Looking straight into the mirror, the woman says, “$10.99, $12.99, $14.99,” and continues, pausing briefly between each price announcement. “…$22.99, $24.99.” At that point, the retailer sharply breaks her direct gaze from the mirror, shakes her head, and writes $22.99 on a price tag she attaches to the hat. “You see,” she explains, “when I get to the price where I can no longer look myself in the eye, I drop back to the last price I’d said, and that’s what I charge.”

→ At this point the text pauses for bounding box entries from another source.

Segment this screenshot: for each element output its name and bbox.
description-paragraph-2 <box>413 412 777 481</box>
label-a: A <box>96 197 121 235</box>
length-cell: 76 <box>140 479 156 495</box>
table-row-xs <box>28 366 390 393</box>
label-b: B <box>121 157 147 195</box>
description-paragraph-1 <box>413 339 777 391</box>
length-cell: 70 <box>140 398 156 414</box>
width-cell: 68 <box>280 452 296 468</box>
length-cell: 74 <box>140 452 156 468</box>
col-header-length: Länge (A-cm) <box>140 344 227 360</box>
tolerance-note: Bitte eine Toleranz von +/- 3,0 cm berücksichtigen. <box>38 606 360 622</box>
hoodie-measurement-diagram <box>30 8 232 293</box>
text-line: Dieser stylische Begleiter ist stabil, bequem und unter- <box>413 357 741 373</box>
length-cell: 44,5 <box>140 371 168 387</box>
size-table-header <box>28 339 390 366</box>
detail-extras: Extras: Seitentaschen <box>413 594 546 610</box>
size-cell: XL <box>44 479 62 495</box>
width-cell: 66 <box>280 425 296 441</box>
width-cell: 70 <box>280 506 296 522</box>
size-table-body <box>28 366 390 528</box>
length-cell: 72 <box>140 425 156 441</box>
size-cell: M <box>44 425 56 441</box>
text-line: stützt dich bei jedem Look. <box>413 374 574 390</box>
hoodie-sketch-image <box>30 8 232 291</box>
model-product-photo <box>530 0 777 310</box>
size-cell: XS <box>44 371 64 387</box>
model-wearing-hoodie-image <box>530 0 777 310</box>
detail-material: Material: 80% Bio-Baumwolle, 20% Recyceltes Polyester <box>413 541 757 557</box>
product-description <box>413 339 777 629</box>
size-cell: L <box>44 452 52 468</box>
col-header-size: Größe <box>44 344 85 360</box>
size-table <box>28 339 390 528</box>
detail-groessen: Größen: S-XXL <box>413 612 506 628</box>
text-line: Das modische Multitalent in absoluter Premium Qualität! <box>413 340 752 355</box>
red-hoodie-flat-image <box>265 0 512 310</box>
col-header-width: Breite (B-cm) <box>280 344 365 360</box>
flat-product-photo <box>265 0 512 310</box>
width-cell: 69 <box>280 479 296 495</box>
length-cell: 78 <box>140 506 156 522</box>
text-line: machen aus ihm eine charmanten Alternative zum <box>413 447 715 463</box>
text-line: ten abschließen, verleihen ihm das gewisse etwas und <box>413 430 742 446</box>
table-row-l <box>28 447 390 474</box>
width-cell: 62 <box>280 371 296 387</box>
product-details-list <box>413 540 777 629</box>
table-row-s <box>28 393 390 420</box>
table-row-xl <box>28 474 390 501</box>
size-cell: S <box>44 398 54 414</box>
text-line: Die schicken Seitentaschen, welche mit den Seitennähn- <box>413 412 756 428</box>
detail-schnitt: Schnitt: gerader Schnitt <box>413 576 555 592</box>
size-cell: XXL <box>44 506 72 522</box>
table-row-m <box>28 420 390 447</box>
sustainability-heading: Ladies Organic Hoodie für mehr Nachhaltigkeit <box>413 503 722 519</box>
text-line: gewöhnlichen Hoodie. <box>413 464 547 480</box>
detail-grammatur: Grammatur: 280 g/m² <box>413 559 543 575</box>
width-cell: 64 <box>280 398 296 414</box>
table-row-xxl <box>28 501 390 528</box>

This shopkeeper was pricing with an intuitive sense of fairness. What would be fair for the shopper as well as for her business? Many retail pricing decisions are made intuitively. That’s true for the shopper as well as for the shopkeeper and true when the price is not money, but rather time or effort. Fairness in shopping is important to consumers. When waiting to pay for their items, people become agitated if somebody butts in line or if another queue moves much faster than the one they’re standing in.
What about how much people pay for the item? Researchers at UCLA and University of Chicago considered situations in which there is a limited supply and payment can occur in ways other than money. One study concerned a locally celebrated restaurant planning a special gourmet seven-course meal. How should the restaurant decide who gets a table?
The research-based answer was that rewarding those who exert the most effort will intuitively seem most fair. Using a raffle in which people wait in line to get a ticket is better than auctioning off reservations to those willing to pay the most or inviting those customers who have eaten most frequently at the restaurant in the prior year.
Because our intuition operates subconsciously, it often outweighs logical reasoning. Fare well in retailing by respecting intuitive feelings about fairness.